L’histoire du barbier de Falloujah, Salem, aide à comprendre le pourquoi de ce phénomène. L’EIIS surveille et restreint les mouvements à l’intérieur de ses frontières, mais Salem a réussi à passer au travers des points de contrôle érigés par le Groupe sur la route de Ramadi, en expliquant qu’il s’y rendait pour visiter son frère. En fait, il est resté seulement quatre jours dans cette ville à cause des raids aériens continus et du bombardement qui a sévi durant la période précédant de près la capture par l’EIIS des dernières enclaves gouvernementales le 17 mai. Salem rapporte que de nombreuses familles quittaient alors Ramadi, mais, fait révélateur, ajoute que « beaucoup ont préféré rester, parmi lesquels mon frère. » Bien qu’ils vivent sous les bombes, dit-il, ces gens préfèrent de loin l’EIIS aux milices chiites et à l’armée irakienne. »

Un argument similaire ressort d’une entrevue accordée par Mahmoud Omar, un photographe arabe sunnite dont les parents résident à Ramadi. « L’EIIS a choqué de nombreuses personnes par ses actes, admet-il, mais le traitement que nous recevons du côté gouvernemental, loin d’être de nature à gagner notre allégeance, est pire. » À titre d’exemple, il cite un poste de police dans l’enclave gouvernementale à Ramadi où « les agents continuent d’arrêter des Sunnites, les torturant et refusant de les relâcher à moins que leurs familles ne paient un pot-de-vin. Je connais un homme qui est resté interné une semaine avant que sa famille ne vienne verser 5 000 $ à la police pour obtenir sa liberté. »

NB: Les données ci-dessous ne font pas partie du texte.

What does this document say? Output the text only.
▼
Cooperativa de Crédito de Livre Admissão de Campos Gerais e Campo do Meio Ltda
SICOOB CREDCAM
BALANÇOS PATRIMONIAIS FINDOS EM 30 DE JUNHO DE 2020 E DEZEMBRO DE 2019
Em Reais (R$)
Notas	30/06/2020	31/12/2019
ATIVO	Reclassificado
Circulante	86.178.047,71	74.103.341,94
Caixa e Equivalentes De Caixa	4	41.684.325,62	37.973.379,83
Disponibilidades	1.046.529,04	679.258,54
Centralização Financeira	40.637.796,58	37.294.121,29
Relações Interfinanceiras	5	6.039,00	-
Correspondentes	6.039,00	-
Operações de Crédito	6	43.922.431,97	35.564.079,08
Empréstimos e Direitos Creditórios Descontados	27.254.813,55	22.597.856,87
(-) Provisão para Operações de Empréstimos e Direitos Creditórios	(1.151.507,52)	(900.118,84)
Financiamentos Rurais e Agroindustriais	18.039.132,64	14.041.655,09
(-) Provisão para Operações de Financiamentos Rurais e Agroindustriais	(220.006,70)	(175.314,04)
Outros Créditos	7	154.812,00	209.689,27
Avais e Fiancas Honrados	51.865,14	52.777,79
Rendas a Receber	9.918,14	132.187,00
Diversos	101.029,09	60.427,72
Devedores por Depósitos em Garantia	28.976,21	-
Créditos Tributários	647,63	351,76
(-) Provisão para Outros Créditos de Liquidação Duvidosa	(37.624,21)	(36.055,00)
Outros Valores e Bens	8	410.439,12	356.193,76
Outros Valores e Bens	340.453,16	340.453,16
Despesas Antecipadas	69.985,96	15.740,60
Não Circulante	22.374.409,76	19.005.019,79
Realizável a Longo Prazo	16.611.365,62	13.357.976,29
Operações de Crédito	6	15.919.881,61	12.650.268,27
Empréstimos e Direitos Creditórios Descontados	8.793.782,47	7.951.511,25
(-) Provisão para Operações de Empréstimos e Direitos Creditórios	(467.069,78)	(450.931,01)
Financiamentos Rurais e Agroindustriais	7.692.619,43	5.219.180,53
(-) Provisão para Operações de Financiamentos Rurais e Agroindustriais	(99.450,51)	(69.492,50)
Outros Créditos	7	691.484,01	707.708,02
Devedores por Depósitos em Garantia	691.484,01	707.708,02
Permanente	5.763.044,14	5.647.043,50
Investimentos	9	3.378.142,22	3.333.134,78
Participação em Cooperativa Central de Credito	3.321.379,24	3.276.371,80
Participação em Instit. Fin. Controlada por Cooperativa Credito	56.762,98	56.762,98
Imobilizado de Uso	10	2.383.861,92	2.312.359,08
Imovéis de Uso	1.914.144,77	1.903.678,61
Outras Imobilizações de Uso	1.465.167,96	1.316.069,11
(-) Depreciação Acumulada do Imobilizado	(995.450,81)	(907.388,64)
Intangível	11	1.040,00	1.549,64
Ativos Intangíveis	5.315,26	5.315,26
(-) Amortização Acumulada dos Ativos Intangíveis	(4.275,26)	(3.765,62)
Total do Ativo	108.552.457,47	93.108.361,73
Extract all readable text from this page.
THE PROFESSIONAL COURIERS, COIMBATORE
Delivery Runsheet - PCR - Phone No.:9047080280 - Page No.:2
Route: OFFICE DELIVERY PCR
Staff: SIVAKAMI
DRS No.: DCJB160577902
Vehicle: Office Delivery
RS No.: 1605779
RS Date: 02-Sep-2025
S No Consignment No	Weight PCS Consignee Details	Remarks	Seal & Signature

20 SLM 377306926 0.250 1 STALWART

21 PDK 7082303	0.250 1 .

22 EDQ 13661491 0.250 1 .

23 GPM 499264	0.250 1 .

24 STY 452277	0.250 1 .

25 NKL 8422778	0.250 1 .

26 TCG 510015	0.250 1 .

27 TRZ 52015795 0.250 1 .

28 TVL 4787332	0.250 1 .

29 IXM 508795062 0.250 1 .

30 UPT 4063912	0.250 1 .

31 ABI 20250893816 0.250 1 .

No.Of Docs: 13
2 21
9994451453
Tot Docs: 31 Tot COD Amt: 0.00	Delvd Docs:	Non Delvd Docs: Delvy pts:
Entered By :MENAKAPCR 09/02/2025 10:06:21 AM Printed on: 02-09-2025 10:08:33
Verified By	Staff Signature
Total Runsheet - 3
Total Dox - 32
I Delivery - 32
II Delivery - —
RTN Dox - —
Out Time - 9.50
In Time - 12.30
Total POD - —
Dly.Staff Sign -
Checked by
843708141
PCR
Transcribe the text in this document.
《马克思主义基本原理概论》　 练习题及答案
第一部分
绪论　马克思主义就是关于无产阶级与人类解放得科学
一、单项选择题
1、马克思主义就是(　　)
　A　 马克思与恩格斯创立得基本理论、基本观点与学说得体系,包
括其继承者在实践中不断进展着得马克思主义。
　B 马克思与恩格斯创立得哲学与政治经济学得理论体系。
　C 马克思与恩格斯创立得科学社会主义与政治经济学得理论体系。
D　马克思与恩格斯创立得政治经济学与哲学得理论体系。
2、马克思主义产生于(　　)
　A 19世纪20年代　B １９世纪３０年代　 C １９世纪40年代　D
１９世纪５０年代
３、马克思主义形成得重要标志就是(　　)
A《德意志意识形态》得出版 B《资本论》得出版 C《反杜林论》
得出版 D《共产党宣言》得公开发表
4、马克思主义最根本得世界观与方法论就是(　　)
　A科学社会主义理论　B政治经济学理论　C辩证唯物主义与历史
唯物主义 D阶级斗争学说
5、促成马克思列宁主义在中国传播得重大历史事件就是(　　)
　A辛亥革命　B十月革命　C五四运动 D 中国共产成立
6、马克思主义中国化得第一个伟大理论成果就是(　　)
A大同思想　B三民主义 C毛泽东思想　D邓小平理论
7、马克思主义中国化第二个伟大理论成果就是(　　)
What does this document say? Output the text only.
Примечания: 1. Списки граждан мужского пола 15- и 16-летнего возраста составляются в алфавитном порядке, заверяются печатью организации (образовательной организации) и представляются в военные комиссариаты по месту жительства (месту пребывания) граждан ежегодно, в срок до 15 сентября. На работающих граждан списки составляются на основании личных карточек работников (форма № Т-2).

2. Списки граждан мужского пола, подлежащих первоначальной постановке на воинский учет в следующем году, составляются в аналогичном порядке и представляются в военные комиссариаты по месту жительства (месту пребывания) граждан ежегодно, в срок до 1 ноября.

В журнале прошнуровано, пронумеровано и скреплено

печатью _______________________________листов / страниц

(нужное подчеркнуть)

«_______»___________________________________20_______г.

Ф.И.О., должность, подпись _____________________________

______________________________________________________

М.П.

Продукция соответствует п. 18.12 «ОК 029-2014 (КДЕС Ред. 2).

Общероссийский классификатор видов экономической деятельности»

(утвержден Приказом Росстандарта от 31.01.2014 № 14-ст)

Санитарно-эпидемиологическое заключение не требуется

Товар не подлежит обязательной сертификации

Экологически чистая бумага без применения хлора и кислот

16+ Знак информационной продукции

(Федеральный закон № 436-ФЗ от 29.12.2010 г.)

C’est là l’une des grandes forces de l’EIIS. Malgré tous ses défauts, la comparaison est faite par les Arabes sunnites en Irak avec l’arbitraire et dysfonctionnel gouvernement de Bagdad sous contrôle chiite. Lorsqu’on demande à Salem de décrire la situation à Ramadi avant et après la prise de pouvoir par l’EIIS, il répond que, sous le régime gouvernemental, Ramadi n’avait ni électricité ni combustible ni Internet ni eau propre pour boire et faire la cuisine. Le centre médical et l’hôpital local n’étaient pas en fonction malgré les vaines plaintes au gouvernement des résidents.

« Sous le règne de l’EIIS », témoigne Salem, lequel n’a aucune raison d’aimer le Groupe – qui l’a battu sauvagement et a fermé son commerce -, « beaucoup de grosses génératrices ont été transportées à Ramadi depuis Falloujah et Racca. En outre, ils sont en train de réparer la centrale électrique à Khasab. Et, en ce qui concerne l’hôpital, l’EIIS a amené de Syrie des médecins, des chirurgiens et des infirmières, de sorte qu’il est de nouveau en service à présent. »

[1] NDLT : Les pèlerinages sont assimilés à de l’idolâtrie par l’EIIS.